In South Burlington, the issue of reduced state payments is magnified by its struggles earlier this year to pass a budget. City voters rejected two spending proposals, in part because of controversy over dropping the district’s Rebels sports team moniker.
However, the budget that finally prevailed in June, prior to the passage of Act 85, was “fairly bare bones” in order to meet demands for property tax relief, said school board Chair Elizabeth Fitzgerald.
That budget already uses $50,000 in savings from lower premiums, meaning South Burlington has fewer options to cover the state’s reduced payments, which total $469,000 over two years, including $305,000 in the current fiscal year.

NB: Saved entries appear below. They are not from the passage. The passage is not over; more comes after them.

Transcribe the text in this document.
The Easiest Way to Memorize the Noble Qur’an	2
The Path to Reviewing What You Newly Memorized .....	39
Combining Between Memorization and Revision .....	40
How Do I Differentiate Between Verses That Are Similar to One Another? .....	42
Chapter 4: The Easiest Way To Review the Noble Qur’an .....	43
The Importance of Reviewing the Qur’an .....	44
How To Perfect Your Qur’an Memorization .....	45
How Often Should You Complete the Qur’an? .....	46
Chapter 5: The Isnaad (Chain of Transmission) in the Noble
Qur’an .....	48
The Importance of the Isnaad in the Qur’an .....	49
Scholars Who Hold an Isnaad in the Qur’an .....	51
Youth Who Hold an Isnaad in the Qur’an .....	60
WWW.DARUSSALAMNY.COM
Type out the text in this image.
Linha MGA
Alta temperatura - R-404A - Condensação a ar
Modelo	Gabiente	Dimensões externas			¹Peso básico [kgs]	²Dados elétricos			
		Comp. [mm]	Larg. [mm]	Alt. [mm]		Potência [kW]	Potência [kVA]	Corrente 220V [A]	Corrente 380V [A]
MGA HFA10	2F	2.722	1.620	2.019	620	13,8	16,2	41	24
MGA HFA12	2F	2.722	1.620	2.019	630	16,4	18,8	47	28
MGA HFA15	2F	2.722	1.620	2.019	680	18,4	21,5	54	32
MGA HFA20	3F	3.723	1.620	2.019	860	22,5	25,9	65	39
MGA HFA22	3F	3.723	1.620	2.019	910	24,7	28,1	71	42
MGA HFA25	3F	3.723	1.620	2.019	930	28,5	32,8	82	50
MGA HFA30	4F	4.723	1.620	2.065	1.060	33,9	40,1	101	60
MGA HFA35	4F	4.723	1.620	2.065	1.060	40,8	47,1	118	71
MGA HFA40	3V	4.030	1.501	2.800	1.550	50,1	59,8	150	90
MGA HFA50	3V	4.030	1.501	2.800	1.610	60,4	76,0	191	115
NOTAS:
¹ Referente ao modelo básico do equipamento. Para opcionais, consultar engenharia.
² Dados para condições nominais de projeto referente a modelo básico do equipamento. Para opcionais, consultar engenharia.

That creates added pressure in negotiations that have already reached loggerheads, Fitzgerald said, adding that she believes the district is unlikely to achieve enough savings in the new contract to match the reduced payments.
The South Burlington School Board and the South Burlington Educators’ Association failed to reach a new contract after a 10-hour bargaining session with a neutral mediator Monday. The union blamed the school board for walking out of the talks, saying its bargaining team was prepared to stay though the night.
At issue again are salary increases and health care. The union described the board’s health care proposal as “radically out-of-step with the recommendations” of a neutral fact-finder’s report — which the board rejected — as well as other settled contracts from around the state.

Not all districts still negotiating employee contracts feel the same pressure from reduced education fund payments, though some still grumbled about the uncertainty created by the 11th-hour compromise.
“The Legislature seems to sometimes neglect how it will impact school budgets,” said Colchester School Board Chair Mike Rogers. “Until (the reduced payment figures) came out last week, we were kind of up in the air, as far as what we were going to do.”
The Colchester School District is still negotiating with teachers, and Rogers said he was “pleasantly surprised” by the amount the agency is cutting – around $73,000 – a sum that he said the board should be able to absorb without cutting the budget.
Districts that settled contracts prior to the special session knew some health care savings could be required, but an official with one of the state’s largest, the Champlain Valley School District, said the health care savings it negotiated in an already settled contract won’t quite cover the reduced payment for this year.
“(The contract) didn’t anticipate the exact situation that the Legislature settled on, but we did arrive at a settlement that did save us health care dollars,” said Mark McDermott, director of human resources, personnel, policy and legal services for Champlain Valley School District.
Champlain Valley has the second largest payment reduction of any district in the state, totaling more than $778,000. In the current fiscal year, the reduction is $506,000. That’s about 0.87 percent of the $62.5 million it gets from the state and an even smaller percentage of the $75 million budget voters approved on Town Meeting Day.
McDermott said district officials estimate the savings in their contract fall roughly $150,000 short of the $506,000 reduction.
“I don’t want to belittle $150,000, it’s a large amount, but in our consolidated district it won’t hurt our educational quality to find that money somehow,” McDermott said.
Scott’s spokeswoman, Rebecca Kelley, said in an email that the governor’s original proposal would have exempted districts that had already settled, and that “it was always the governor’s intent to recapture savings exclusively through the reduced health care costs.”
Kelley said “legislative leaders” were confident that the deal that became Act 85 would give school districts that had already settled contracts “the flexibility to still realize savings from the transition to the new health care plans.”
A commission created by Act 85 will review contract settlements from across the state and make recommendations about the efficacy of moving to a statewide teacher contract in the future, Kelley said.